Vasculaire malformaties zijn een deel van de grote groep aangeboren vaatafwijkingen. Het is dus een verzamelnaam voor verschillende aandoeningen.
Deze aandoeningen zijn altijd aanwezig bij de geboorte, maar zijn niet altijd zichtbaar en kunnen soms weken of zelfs jaren na de geboorte en soms pas op volwassen leeftijd zichtbaar worden.
Aangeboren vaatafwijkingen bestaan uit bloedvaten die zich abnormaal hebben ontwikkeld. Het gaat om de capillaire vaten (haarvaten), venen (aders), arteriën (slagaders) en lymfevaten, afzonderlijk of in combinatie.
De meest voorkomende aangeboren vaatafwijkingen zijn bij het publiek bekend als ‘geboortevlekken’, zoals bijvoorbeeld de wijnvlek, de ooievaarsbeet en de aardbeienvlek. De ernst van de aandoeningen kan per patiënt erg verschillen. Van een onschuldige – veel voorkomende – geboortevlek tot een complex syndroom met meerdere vaatafwijkingen en bijkomende aandoeningen.
Aangeboren vaatafwijkingen (synoniemen voor deze overkoepelende term zijn vasculaire anomalieën of vaatanomalieën, Engels: vascular anomalies) kunnen globaal worden onderverdeeld in twee groepen:
Het is niet eenvoudig om vasculaire tumoren van vasculaire malformaties te onderscheiden omdat ze erg op elkaar kunnen lijken, zeker bij jonge baby’s. De aandoeningen zijn biologisch echter heel verschillend. Zo kunnen infantiele hemangiomen bij baby’s in de eerste maanden snel groeien en worden zij op latere kinderleeftijd vanzelf minder. Vasculaire malformaties zijn bij de geboorte aanwezig, groeien met het lichaam mee en verdwijnen niet vanzelf. Vasculaire malformaties kunnen soms pas op latere leeftijd opvallen en klachten geven.
Overleg met – of doorverwijzing naar- een expertisecentrum is dan ook belangrijk om de juiste diagnose te stellen, het risico op complicaties goed in te schatten en zo nodig de juiste behandeling in te zetten.
Vasculaire malformaties ontstaan tijdens de aanleg van het embryo in de baarmoeder. Afgelopen jaren is veel vooruitgang geboekt in het vinden van de oorzaak van vasculaire malformaties.
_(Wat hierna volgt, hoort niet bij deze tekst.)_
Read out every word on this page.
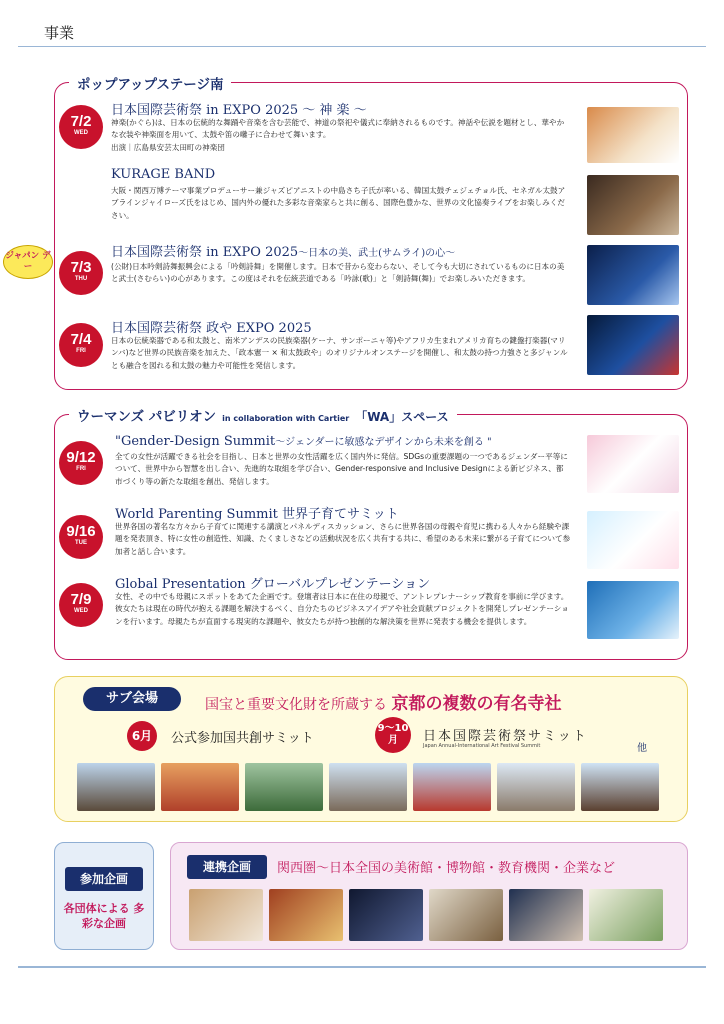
事業
ポップアップステージ南
7/2
WED
日本国際芸術祭 in EXPO 2025 〜 神 楽 〜
神楽(かぐら)は、日本の伝統的な舞踊や音楽を含む芸能で、神道の祭祀や儀式に奉納されるものです。神話や伝説を題材とし、華やかな衣装や神楽面を用いて、太鼓や笛の囃子に合わせて舞います。
出演｜広島県安芸太田町の神楽団
KURAGE BAND
大阪・関西万博テーマ事業プロデューサー兼ジャズピアニストの中島さち子氏が率いる、韓国太鼓チェジェチョル氏、セネガル太鼓アブラインジャイローズ氏をはじめ、国内外の優れた多彩な音楽家らと共に創る、国際色豊かな、世界の文化協奏ライブをお楽しみください。
7/3
THU
日本国際芸術祭 in EXPO 2025〜日本の美、武士(サムライ)の心〜
(公財)日本吟剣詩舞振興会による「吟剣詩舞」を開催します。日本で昔から変わらない、そして今も大切にされているものに日本の美と武士(さむらい)の心があります。この度はそれを伝統芸道である「吟詠(歌)」と「剣詩舞(舞)」でお楽しみいただきます。
7/4
FRI
日本国際芸術祭 政や EXPO 2025
日本の伝統楽器である和太鼓と、南米アンデスの民族楽器(ケーナ、サンポーニャ等)やアフリカ生まれアメリカ育ちの鍵盤打楽器(マリンバ)など世界の民族音楽を加えた、「政本憲一 × 和太鼓政や」のオリジナルオンステージを開催し、和太鼓の持つ力強さと多ジャンルとも融合を図れる和太鼓の魅力や可能性を発信します。
ジャパン デー
ウーマンズ パビリオン in collaboration with Cartier 「WA」スペース
9/12
FRI
"Gender-Design Summit〜ジェンダーに敏感なデザインから未来を創る "
全ての女性が活躍できる社会を目指し、日本と世界の女性活躍を広く国内外に発信。SDGsの重要課題の一つであるジェンダー平等について、世界中から智慧を出し合い、先進的な取組を学び合い、Gender-responsive and Inclusive Designによる新ビジネス、都市づくり等の新たな取組を創出、発信します。
9/16
TUE
World Parenting Summit 世界子育てサミット
世界各国の著名な方々から子育てに関連する講演とパネルディスカッション、さらに世界各国の母親や育児に携わる人々から経験や課題を発表頂き、特に女性の創造性、知識、たくましさなどの活動状況を広く共有する共に、希望のある未来に繋がる子育てについて参加者と話し合います。
7/9
WED
Global Presentation グローバルプレゼンテーション
女性、その中でも母親にスポットをあてた企画です。登壇者は日本に在住の母親で、アントレプレナーシップ教育を事前に学びます。彼女たちは現在の時代が抱える課題を解決するべく、自分たちのビジネスアイデアや社会貢献プロジェクトを開発しプレゼンテーションを行います。母親たちが直面する現実的な課題や、彼女たちが持つ独創的な解決策を世界に発表する機会を提供します。
サブ会場	国宝と重要文化財を所蔵する 京都の複数の有名寺社
6月	公式参加国共創サミット
9〜10
月	日本国際芸術祭サミット
Japan Annual-International Art Festival Summit	他
参加企画
各団体による 多彩な企画
連携企画	関西圏〜日本全国の美術館・博物館・教育機関・企業など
De meeste malformaties worden veroorzaakt door een verandering in het DNA die alleen in de cellen van de afwijking aanwezig is. Dit wordt mozaïcisme genoemd. Deze afwijking vind je alleen in de cellen van de afwijking en bijna niet in het bloed. In dit geval is de aandoening niet erfelijk.
Een klein deel van de malformaties wordt veroorzaakt door een afwijking in een gen welke in álle cellen van het lichaam aanwezig is. Zo’n afwijking is dan wel in het bloed terug te vinden. Dat zijn genen die erfelijk zijn en dus kunnen overgaan naar de volgende generatie. In dit geval is de aandoening dus wel erfelijk.
Omdat er nu meer bekend is over de afwijkingen in de genen die in de cellen van de malformatie zitten, komen er ook mogelijkheden voor behandeling met op de afwijkingen gerichte medicijnen. Het gebruik van deze medicijnen is vaak nog in de onderzoeksfase.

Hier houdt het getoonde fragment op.